Intervenue le jeudi 4 janvier dernier, l’adoption de la loi n°2018-01 portant statuts de la magistrature est vue comme un atout devant baisser, au niveau du secteur judiciaire, la tension née du vote du retrait du droit de grève à certains fonctionnaires, selon le député Dakpè Sossou. Pour l’élu de la dix-huitième circonscription électorale qui a animé une rencontre, samedi 6 janvier dernier à Lokossa, cette loi contient assez d’avantages qui relèveraient considérablement, si elle venait à être promulguée, les conditions de vie et de travail des magistrats.

A en croire le député Dakpè Sossou, les magistrats sont désormais gratifiés de quatorze nouvelles indemnités et primes, contre quatre habituellement perçues, allant du simple au triple de leur traitement salarial. Les indemnités, énumère-t-il à la faveur d’une rencontre avec des jeunes de la ville de Lokossa tenue samedi dernier, sont celles de la première installation, de judicature, de bibliothèque et de recherche, de téléphone, d’eau et d’électricité, de résidence, des heures supplémentaires, de commodité vestimentaire et de fidélisation. Quant aux primes, poursuit le député, elles sont celles d’incitation et de rendement, de risque, de qualification, de spécificité, d’audience, de carburation, d’éloignement et de session. En plus de cette panoplie d’indemnités et de primes, le député rappelle que les allocations familiales sont maintenues. Les magistrats pourront faire valoir leur droit à une pension de retraite à l’âge de 65 ans, ajoutera le député qui rappelle aussi que l’Etat devra assurer la sécurité des juges et de leur famille. « Ces derniers seront décemment logés par l’Etat et bénéficieront d’une assurance-maladie comportant la possibilité d’une évacuation sanitaire », complète Dakpè Sossou.
Le deuxième secrétaire parlementaire poursuit en indiquant que le magistrat peut également solliciter du Trésor public un crédit d’équipement au moment de son intégration.

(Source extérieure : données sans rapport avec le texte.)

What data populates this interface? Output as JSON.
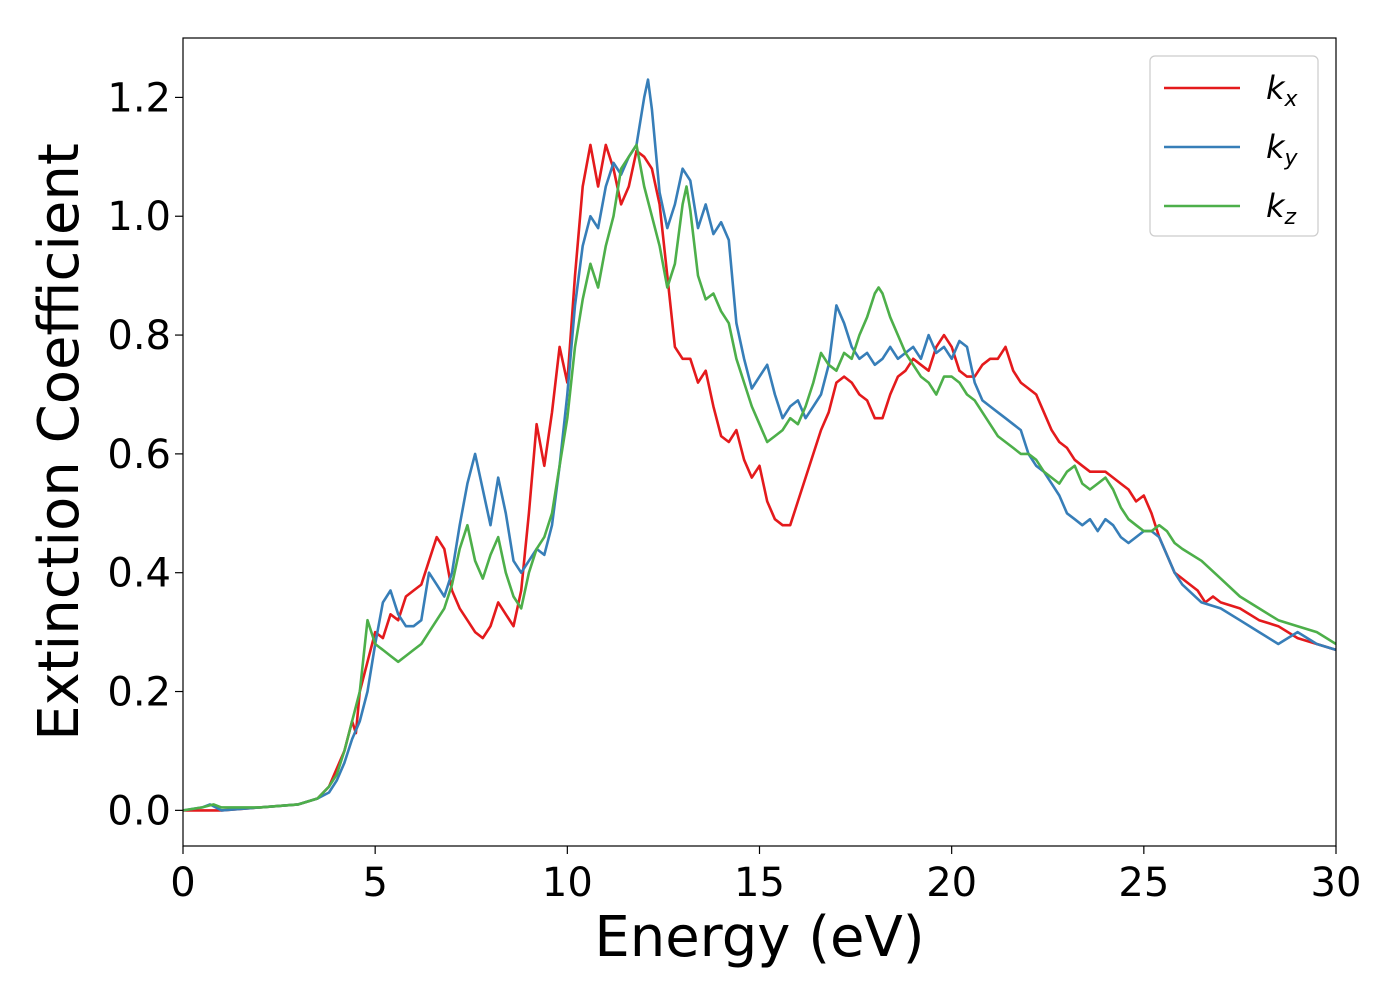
{
  "chart_data": {
    "type": "line",
    "title": "",
    "xlabel": "Energy (eV)",
    "ylabel": "Extinction Coefficient",
    "xlim": [
      0,
      30
    ],
    "ylim": [
      -0.06,
      1.3
    ],
    "xticks": [
      0,
      5,
      10,
      15,
      20,
      25,
      30
    ],
    "xtick_labels": [
      "0",
      "5",
      "10",
      "15",
      "20",
      "25",
      "30"
    ],
    "yticks": [
      0.0,
      0.2,
      0.4,
      0.6,
      0.8,
      1.0,
      1.2
    ],
    "ytick_labels": [
      "0.0",
      "0.2",
      "0.4",
      "0.6",
      "0.8",
      "1.0",
      "1.2"
    ],
    "grid": false,
    "legend_position": "top-right",
    "series": [
      {
        "name": "k",
        "subscript": "x",
        "color": "#e41a1c",
        "x": [
          0,
          1,
          2,
          3,
          3.5,
          3.8,
          4.0,
          4.2,
          4.4,
          4.5,
          4.6,
          4.8,
          5.0,
          5.2,
          5.4,
          5.6,
          5.8,
          6.0,
          6.2,
          6.4,
          6.6,
          6.8,
          7.0,
          7.2,
          7.4,
          7.6,
          7.8,
          8.0,
          8.2,
          8.4,
          8.6,
          8.8,
          9.0,
          9.2,
          9.4,
          9.6,
          9.8,
          10.0,
          10.2,
          10.4,
          10.6,
          10.8,
          11.0,
          11.2,
          11.4,
          11.6,
          11.8,
          12.0,
          12.2,
          12.4,
          12.6,
          12.8,
          13.0,
          13.2,
          13.4,
          13.6,
          13.8,
          14.0,
          14.2,
          14.4,
          14.6,
          14.8,
          15.0,
          15.2,
          15.4,
          15.6,
          15.8,
          16.0,
          16.2,
          16.4,
          16.6,
          16.8,
          17.0,
          17.2,
          17.4,
          17.6,
          17.8,
          18.0,
          18.2,
          18.4,
          18.6,
          18.8,
          19.0,
          19.2,
          19.4,
          19.6,
          19.8,
          20.0,
          20.2,
          20.4,
          20.6,
          20.8,
          21.0,
          21.2,
          21.4,
          21.6,
          21.8,
          22.0,
          22.2,
          22.4,
          22.6,
          22.8,
          23.0,
          23.2,
          23.4,
          23.6,
          23.8,
          24.0,
          24.2,
          24.4,
          24.6,
          24.8,
          25.0,
          25.2,
          25.4,
          25.6,
          25.8,
          26.0,
          26.2,
          26.4,
          26.6,
          26.8,
          27.0,
          27.5,
          28.0,
          28.5,
          29.0,
          29.5,
          30.0
        ],
        "y": [
          0.0,
          0.0,
          0.005,
          0.01,
          0.02,
          0.04,
          0.07,
          0.1,
          0.15,
          0.13,
          0.2,
          0.25,
          0.3,
          0.29,
          0.33,
          0.32,
          0.36,
          0.37,
          0.38,
          0.42,
          0.46,
          0.44,
          0.37,
          0.34,
          0.32,
          0.3,
          0.29,
          0.31,
          0.35,
          0.33,
          0.31,
          0.37,
          0.5,
          0.65,
          0.58,
          0.67,
          0.78,
          0.72,
          0.9,
          1.05,
          1.12,
          1.05,
          1.12,
          1.08,
          1.02,
          1.05,
          1.11,
          1.1,
          1.08,
          1.02,
          0.9,
          0.78,
          0.76,
          0.76,
          0.72,
          0.74,
          0.68,
          0.63,
          0.62,
          0.64,
          0.59,
          0.56,
          0.58,
          0.52,
          0.49,
          0.48,
          0.48,
          0.52,
          0.56,
          0.6,
          0.64,
          0.67,
          0.72,
          0.73,
          0.72,
          0.7,
          0.69,
          0.66,
          0.66,
          0.7,
          0.73,
          0.74,
          0.76,
          0.75,
          0.74,
          0.78,
          0.8,
          0.78,
          0.74,
          0.73,
          0.73,
          0.75,
          0.76,
          0.76,
          0.78,
          0.74,
          0.72,
          0.71,
          0.7,
          0.67,
          0.64,
          0.62,
          0.61,
          0.59,
          0.58,
          0.57,
          0.57,
          0.57,
          0.56,
          0.55,
          0.54,
          0.52,
          0.53,
          0.5,
          0.46,
          0.43,
          0.4,
          0.39,
          0.38,
          0.37,
          0.35,
          0.36,
          0.35,
          0.34,
          0.32,
          0.31,
          0.29,
          0.28,
          0.27
        ]
      },
      {
        "name": "k",
        "subscript": "y",
        "color": "#377eb8",
        "x": [
          0,
          0.5,
          0.7,
          1.0,
          2,
          3,
          3.5,
          3.8,
          4.0,
          4.2,
          4.4,
          4.6,
          4.8,
          5.0,
          5.2,
          5.4,
          5.6,
          5.8,
          6.0,
          6.2,
          6.4,
          6.6,
          6.8,
          7.0,
          7.2,
          7.4,
          7.6,
          7.8,
          8.0,
          8.2,
          8.4,
          8.6,
          8.8,
          9.0,
          9.2,
          9.4,
          9.6,
          9.8,
          10.0,
          10.2,
          10.4,
          10.6,
          10.8,
          11.0,
          11.2,
          11.4,
          11.6,
          11.8,
          12.0,
          12.1,
          12.2,
          12.4,
          12.6,
          12.8,
          13.0,
          13.2,
          13.4,
          13.6,
          13.8,
          14.0,
          14.2,
          14.4,
          14.6,
          14.8,
          15.0,
          15.2,
          15.4,
          15.6,
          15.8,
          16.0,
          16.2,
          16.4,
          16.6,
          16.8,
          17.0,
          17.2,
          17.4,
          17.6,
          17.8,
          18.0,
          18.2,
          18.4,
          18.6,
          18.8,
          19.0,
          19.2,
          19.4,
          19.6,
          19.8,
          20.0,
          20.2,
          20.4,
          20.6,
          20.8,
          21.0,
          21.2,
          21.4,
          21.6,
          21.8,
          22.0,
          22.2,
          22.4,
          22.6,
          22.8,
          23.0,
          23.2,
          23.4,
          23.6,
          23.8,
          24.0,
          24.2,
          24.4,
          24.6,
          24.8,
          25.0,
          25.2,
          25.4,
          25.6,
          25.8,
          26.0,
          26.5,
          27.0,
          27.5,
          28.0,
          28.5,
          29.0,
          29.5,
          30.0
        ],
        "y": [
          0.0,
          0.005,
          0.01,
          0.0,
          0.005,
          0.01,
          0.02,
          0.03,
          0.05,
          0.08,
          0.12,
          0.15,
          0.2,
          0.28,
          0.35,
          0.37,
          0.33,
          0.31,
          0.31,
          0.32,
          0.4,
          0.38,
          0.36,
          0.4,
          0.48,
          0.55,
          0.6,
          0.54,
          0.48,
          0.56,
          0.5,
          0.42,
          0.4,
          0.42,
          0.44,
          0.43,
          0.48,
          0.58,
          0.7,
          0.85,
          0.95,
          1.0,
          0.98,
          1.05,
          1.09,
          1.07,
          1.1,
          1.12,
          1.2,
          1.23,
          1.18,
          1.04,
          0.98,
          1.02,
          1.08,
          1.06,
          0.98,
          1.02,
          0.97,
          0.99,
          0.96,
          0.82,
          0.76,
          0.71,
          0.73,
          0.75,
          0.7,
          0.66,
          0.68,
          0.69,
          0.66,
          0.68,
          0.7,
          0.75,
          0.85,
          0.82,
          0.78,
          0.76,
          0.77,
          0.75,
          0.76,
          0.78,
          0.76,
          0.77,
          0.78,
          0.76,
          0.8,
          0.77,
          0.78,
          0.76,
          0.79,
          0.78,
          0.72,
          0.69,
          0.68,
          0.67,
          0.66,
          0.65,
          0.64,
          0.6,
          0.58,
          0.57,
          0.55,
          0.53,
          0.5,
          0.49,
          0.48,
          0.49,
          0.47,
          0.49,
          0.48,
          0.46,
          0.45,
          0.46,
          0.47,
          0.47,
          0.46,
          0.43,
          0.4,
          0.38,
          0.35,
          0.34,
          0.32,
          0.3,
          0.28,
          0.3,
          0.28,
          0.27
        ]
      },
      {
        "name": "k",
        "subscript": "z",
        "color": "#4daf4a",
        "x": [
          0,
          0.5,
          0.8,
          1.0,
          2,
          3,
          3.5,
          3.8,
          4.0,
          4.2,
          4.4,
          4.6,
          4.8,
          5.0,
          5.2,
          5.4,
          5.6,
          5.8,
          6.0,
          6.2,
          6.4,
          6.6,
          6.8,
          7.0,
          7.2,
          7.4,
          7.6,
          7.8,
          8.0,
          8.2,
          8.4,
          8.6,
          8.8,
          9.0,
          9.2,
          9.4,
          9.6,
          9.8,
          10.0,
          10.2,
          10.4,
          10.6,
          10.8,
          11.0,
          11.2,
          11.4,
          11.6,
          11.8,
          12.0,
          12.2,
          12.4,
          12.6,
          12.8,
          13.0,
          13.1,
          13.2,
          13.4,
          13.6,
          13.8,
          14.0,
          14.2,
          14.4,
          14.6,
          14.8,
          15.0,
          15.2,
          15.4,
          15.6,
          15.8,
          16.0,
          16.2,
          16.4,
          16.6,
          16.8,
          17.0,
          17.2,
          17.4,
          17.6,
          17.8,
          18.0,
          18.1,
          18.2,
          18.4,
          18.6,
          18.8,
          19.0,
          19.2,
          19.4,
          19.6,
          19.8,
          20.0,
          20.2,
          20.4,
          20.6,
          20.8,
          21.0,
          21.2,
          21.4,
          21.6,
          21.8,
          22.0,
          22.2,
          22.4,
          22.6,
          22.8,
          23.0,
          23.2,
          23.4,
          23.6,
          23.8,
          24.0,
          24.2,
          24.4,
          24.6,
          24.8,
          25.0,
          25.2,
          25.4,
          25.6,
          25.8,
          26.0,
          26.5,
          27.0,
          27.5,
          28.0,
          28.5,
          29.0,
          29.5,
          30.0
        ],
        "y": [
          0.0,
          0.005,
          0.01,
          0.005,
          0.005,
          0.01,
          0.02,
          0.04,
          0.06,
          0.1,
          0.15,
          0.2,
          0.32,
          0.28,
          0.27,
          0.26,
          0.25,
          0.26,
          0.27,
          0.28,
          0.3,
          0.32,
          0.34,
          0.38,
          0.44,
          0.48,
          0.42,
          0.39,
          0.43,
          0.46,
          0.4,
          0.36,
          0.34,
          0.4,
          0.44,
          0.46,
          0.5,
          0.58,
          0.66,
          0.78,
          0.86,
          0.92,
          0.88,
          0.95,
          1.0,
          1.08,
          1.1,
          1.12,
          1.05,
          1.0,
          0.95,
          0.88,
          0.92,
          1.02,
          1.05,
          1.01,
          0.9,
          0.86,
          0.87,
          0.84,
          0.82,
          0.76,
          0.72,
          0.68,
          0.65,
          0.62,
          0.63,
          0.64,
          0.66,
          0.65,
          0.68,
          0.72,
          0.77,
          0.75,
          0.74,
          0.77,
          0.76,
          0.8,
          0.83,
          0.87,
          0.88,
          0.87,
          0.83,
          0.8,
          0.77,
          0.75,
          0.73,
          0.72,
          0.7,
          0.73,
          0.73,
          0.72,
          0.7,
          0.69,
          0.67,
          0.65,
          0.63,
          0.62,
          0.61,
          0.6,
          0.6,
          0.59,
          0.57,
          0.56,
          0.55,
          0.57,
          0.58,
          0.55,
          0.54,
          0.55,
          0.56,
          0.54,
          0.51,
          0.49,
          0.48,
          0.47,
          0.47,
          0.48,
          0.47,
          0.45,
          0.44,
          0.42,
          0.39,
          0.36,
          0.34,
          0.32,
          0.31,
          0.3,
          0.28
        ]
      }
    ]
  }
}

Pour le traitement salarial, la loi concède aux magistrats une valorisation indiciaire spéciale, fait savoir le député. « Les indices de traitement affectés à chacun des grades et échelons de la hiérarchie des magistrats, laisse-t-il entendre, sont ceux applicables aux fonctionnaires de l’Etat, affectés de coefficients d’indexation allant de 1,75 à 3 du grade initial à la catégorie hors classe ».Toutes dispositions qui, aux dires de Dakpè Sossou, font de la magistrature, « une filière valorisée et porteuse d’avenir » dont les conditions d’âge pour y accéder sont désormais fixées entre 21 et 35 ans.
Pour finir cet exposé sur les avantages, le député clarifie que sa démarche vise à « éveiller la conscience des jeunes et à les inciter à s’orienter vers la magistrature ». « Mon intention, assure-t-il, n’est pas de susciter une quelconque insurrection contre les acteurs du secteur judiciaire qui ont déclenché, pour compter du lundi, un mouvement de grève illimité contre la loi visant le retrait de droit de grève à certains fonctionnaires dont les magistrats », a-t-il souligné. En revanche, dans les rangs des participants à la rencontre, beaucoup pensent désormais que le débrayage est de trop au regard des avantages concédés.
Dans le contexte béninois, rappelons-le, les mouvements de grève visent généralement à réclamer le paiement de primes et l’amélioration du traitement salarial. Mais les magistrats dénoncent souvent des actes attentatoires à l’indépendance de la justice et des nominations qui ne respecteraient pas les normes établies?